Non-Cancerous but Crippling Tumor no Match for the CyberKnife
CyberKnife offers a life-changing alternative to traditional, invasive surgery.
Imagine you’re 18, headed to college, and you’ve just learned that you have a tumor rapidly growing on two of your lumbar vertebrae – it’s non cancerous, but could be crippling.
That is what Dayna Peters, 18, who lives on the east side of Michigan, learned when she sought care for increasing back pain. She and her mother Karen had many doctor visits and did much research – but the answers were conflicted. Some doctors told them to remove the growth; others said it could not be removed.
At the height of their confusion, Dayna’s aunt heard a commercial about CyberKnife radiosurgery for the treatment of cancerous and non-cancerous tumors – a treatment they had not yet heard of; one that was an hour and a half away from their home.
Karen, facing a litany of scary options for her daughter – surgery that could cause permanent leg damage; leaving it alone but risking her becoming crippled – called the CyberKnife Radiosurgery Center at St. Joseph Mercy Ann Arbor and immediately scheduled an appointment. There, they met with CyberKnife nurse navigator, Jennifer Bailey and radiation oncologist, Dr. Walter Sahijdak who answered their many questions.
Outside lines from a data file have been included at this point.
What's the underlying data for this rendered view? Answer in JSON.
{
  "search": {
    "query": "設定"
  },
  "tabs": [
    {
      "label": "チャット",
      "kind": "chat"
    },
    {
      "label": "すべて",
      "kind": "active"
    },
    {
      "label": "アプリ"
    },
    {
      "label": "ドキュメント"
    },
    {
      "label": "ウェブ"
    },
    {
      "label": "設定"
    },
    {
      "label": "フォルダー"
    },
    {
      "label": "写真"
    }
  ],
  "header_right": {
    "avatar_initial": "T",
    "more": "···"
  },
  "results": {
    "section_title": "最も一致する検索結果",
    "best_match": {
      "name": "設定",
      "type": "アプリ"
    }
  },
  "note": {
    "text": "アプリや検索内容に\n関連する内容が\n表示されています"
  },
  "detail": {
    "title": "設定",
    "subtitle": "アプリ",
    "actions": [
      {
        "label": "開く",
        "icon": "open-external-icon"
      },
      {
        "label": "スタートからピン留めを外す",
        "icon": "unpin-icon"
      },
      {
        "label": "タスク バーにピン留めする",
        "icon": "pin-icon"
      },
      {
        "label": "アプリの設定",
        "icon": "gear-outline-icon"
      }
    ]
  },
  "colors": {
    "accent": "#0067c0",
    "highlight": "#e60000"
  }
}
Feeling encouraged, albeit still skeptical, they called a family meeting. Dayna’s three sisters shared their thoughts and concerns, but at the end of the conversation, they knew this was the best option for Dayna.
Over the course of two weeks, Dayna had five treatments lasting approximately one hour each. She had to lie still and was aided by a cushioned “cocoon” that held her in place while she received the precise radiation treatment – no immobilizing devices that would screw into her body like other radiosurgical treatments.
Dayna experienced a little fatigue and some nausea, but referring to two shoulder surgeries she’d had before, “this was a piece of cake compared to that!” she laughed.
Dayna and Karen were equally impressed with the attention they received from the CyberKnife team. The people who cared for Dayna were the same with each of her treatments. They got to know the team well and Karen was especially thankful for the updates she received during Dayna’s treatments.
“It was just so nice to be able to sit back and know that she was very well taken care of,” Karen said.
Dayna traveled back to St. Joseph Mercy Ann Arbor every three months for follow-up scans; then it was extended to six months, and now she returns only once a year. The good news is the treatment worked – the tumor shrunk slightly, but more importantly, has stopped growing, and her pain is gone.
“I would highly recommend this to anybody who is looking for another option besides surgery – at least make an appointment and come in and speak with the doctors to get more information,” Dayna encouraged.
“We are very grateful. All of the people here were absolutely terrific. You could not have asked for nicer people…”
In fact, they were so grateful that they encouraged another family member to talk to the CyberKnife team at St. Joe’s where he, too, ended up receiving treatment.
“It’s just been a wonderful thing. We are very, very pleased.” Karen concluded.